Григорий прищурился и взглянул на Лидию.
Затем сказал:
— Конечно, если ей так хочется.
— Гриша! — воскликнула Лидия так громко, что все обернулись. Она положила голову на стол и заплакала, прижавшись лбом к мрамору столешницы, словно не доверяла больше никому, кроме мертвого камня.
— Пойдемте! — Брандейс поднял ее с кресла. Подошел директор. Брандейс сказал: — Лидия Марковна вас оставляет. Заплатите господину Григорию двойное месячное жалованье за мой счет. Всего хорошего!
Новый Николай Брандейс вышел теперь на улицу с женщиной.
Он повел ее к стоянке такси.
XII
О Пауле Бернгейме можно было сказать только одно — он остался прежним.
Он начал «сокращать» — этим в те времена в Германии сопровождалось «восстановление».
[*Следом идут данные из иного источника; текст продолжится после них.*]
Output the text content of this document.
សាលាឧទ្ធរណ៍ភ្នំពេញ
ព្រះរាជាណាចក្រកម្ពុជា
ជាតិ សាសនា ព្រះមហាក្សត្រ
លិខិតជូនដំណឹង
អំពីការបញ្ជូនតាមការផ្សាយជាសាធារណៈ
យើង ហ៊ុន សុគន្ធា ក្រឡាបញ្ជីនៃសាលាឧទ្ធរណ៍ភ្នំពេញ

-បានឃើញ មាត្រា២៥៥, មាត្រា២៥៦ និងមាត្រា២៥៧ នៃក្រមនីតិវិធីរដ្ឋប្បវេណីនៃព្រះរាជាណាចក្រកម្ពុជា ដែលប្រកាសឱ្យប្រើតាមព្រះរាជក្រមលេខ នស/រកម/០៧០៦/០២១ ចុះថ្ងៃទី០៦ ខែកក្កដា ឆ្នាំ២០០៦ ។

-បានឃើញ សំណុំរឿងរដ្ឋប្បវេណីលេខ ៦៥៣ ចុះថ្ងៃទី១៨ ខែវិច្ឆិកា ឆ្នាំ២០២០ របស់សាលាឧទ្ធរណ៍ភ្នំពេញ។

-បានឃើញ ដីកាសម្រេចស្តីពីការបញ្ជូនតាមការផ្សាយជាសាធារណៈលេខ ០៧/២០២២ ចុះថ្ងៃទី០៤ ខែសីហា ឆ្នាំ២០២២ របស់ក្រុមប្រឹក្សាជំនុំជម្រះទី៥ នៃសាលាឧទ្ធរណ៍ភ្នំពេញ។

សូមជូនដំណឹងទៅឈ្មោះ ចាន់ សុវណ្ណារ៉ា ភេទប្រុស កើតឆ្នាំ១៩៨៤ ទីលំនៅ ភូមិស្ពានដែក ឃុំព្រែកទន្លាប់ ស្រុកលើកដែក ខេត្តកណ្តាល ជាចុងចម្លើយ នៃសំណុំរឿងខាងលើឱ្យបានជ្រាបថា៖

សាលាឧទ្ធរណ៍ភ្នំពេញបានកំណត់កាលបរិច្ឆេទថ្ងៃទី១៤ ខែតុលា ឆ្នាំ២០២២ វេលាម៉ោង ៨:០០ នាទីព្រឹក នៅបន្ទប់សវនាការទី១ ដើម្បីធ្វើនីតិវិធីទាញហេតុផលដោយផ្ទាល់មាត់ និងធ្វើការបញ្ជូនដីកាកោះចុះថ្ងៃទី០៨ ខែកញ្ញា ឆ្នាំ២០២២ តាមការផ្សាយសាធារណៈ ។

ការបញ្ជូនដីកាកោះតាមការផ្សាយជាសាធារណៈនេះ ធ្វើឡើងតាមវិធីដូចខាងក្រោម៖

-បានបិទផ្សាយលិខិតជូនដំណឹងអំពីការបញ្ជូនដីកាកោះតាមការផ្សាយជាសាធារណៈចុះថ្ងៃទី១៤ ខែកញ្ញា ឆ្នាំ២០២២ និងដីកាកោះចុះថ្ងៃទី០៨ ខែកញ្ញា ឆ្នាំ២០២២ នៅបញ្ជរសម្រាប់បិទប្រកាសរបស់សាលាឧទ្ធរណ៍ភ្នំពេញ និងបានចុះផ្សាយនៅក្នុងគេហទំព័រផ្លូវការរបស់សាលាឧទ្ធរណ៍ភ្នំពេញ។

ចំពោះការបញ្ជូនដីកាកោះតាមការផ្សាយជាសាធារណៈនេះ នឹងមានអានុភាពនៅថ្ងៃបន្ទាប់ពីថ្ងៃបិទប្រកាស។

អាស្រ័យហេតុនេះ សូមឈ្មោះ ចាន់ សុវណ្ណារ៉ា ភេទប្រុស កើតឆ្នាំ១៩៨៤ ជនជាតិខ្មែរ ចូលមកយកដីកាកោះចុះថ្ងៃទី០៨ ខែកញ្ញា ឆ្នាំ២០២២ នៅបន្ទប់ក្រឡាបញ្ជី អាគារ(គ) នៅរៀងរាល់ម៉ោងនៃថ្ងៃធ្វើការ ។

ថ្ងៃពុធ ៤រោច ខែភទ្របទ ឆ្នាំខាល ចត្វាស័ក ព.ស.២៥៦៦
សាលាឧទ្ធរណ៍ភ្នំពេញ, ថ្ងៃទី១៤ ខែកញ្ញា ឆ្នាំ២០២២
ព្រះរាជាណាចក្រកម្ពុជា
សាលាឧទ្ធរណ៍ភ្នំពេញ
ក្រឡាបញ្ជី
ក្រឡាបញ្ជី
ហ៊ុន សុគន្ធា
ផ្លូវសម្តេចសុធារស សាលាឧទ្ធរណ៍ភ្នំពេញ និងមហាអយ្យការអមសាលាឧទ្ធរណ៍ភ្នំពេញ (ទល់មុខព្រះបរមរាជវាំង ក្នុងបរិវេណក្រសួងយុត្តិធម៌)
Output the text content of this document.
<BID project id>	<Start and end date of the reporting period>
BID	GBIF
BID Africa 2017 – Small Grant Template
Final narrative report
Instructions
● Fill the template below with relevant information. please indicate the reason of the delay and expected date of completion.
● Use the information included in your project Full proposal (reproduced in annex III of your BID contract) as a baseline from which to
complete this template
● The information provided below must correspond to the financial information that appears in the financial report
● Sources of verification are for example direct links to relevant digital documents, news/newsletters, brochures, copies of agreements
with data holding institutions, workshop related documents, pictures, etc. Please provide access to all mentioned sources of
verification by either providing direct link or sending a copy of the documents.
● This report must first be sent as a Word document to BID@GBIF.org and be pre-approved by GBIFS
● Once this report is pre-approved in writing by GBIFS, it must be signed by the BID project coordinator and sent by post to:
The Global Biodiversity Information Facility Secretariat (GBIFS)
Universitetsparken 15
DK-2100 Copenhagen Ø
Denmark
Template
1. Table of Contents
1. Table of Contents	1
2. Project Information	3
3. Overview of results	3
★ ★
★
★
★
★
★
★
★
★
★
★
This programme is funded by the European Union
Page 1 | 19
Пауль Бернгейм сокращал. Он уволил обеих машинисток и, в конце концов, секретаря. Он сдал контору над своей квартирой, а потом и саму квартиру, полагая невозможным оставаться обычным арендатором в том же доме, где был богатым жильцом. Различные привычки опадали с него, как по осени опадают листья с деревьев. Тот почти таинственный механизм, который каждый день в час пополудни доставлял к Паулю Бернгейму хозяина парикмахерской с кисточкой, бритвой и мылом, теперь, казалось, столь же таинственным образом застопорился. Закон, в соответствии с которым швейцар улавливал звук шагов Пауля Бернгейма еще на третьем этаже, чтобы своевременно распахнуть перед ним входную дверь, потерял силу. Однажды Пауль Бернгейм продал автомобиль и рассчитал шофера. Автомобиль отправился к владельцу таксопарка. Паулю Бернгейму казалось, что никогда больше он не отважится взять на улице такси — из опасения сесть в свой собственный автомобиль. Прощание с шофером он сопроводил чаевыми, которые значительно превосходили его возможности и были последним благородным жестом. Внезапно и будто сметенные с лица земли какой-то природной катастрофой исчезли его друзья. Можно было один за другим обыскать все игорные клубы — их там не было.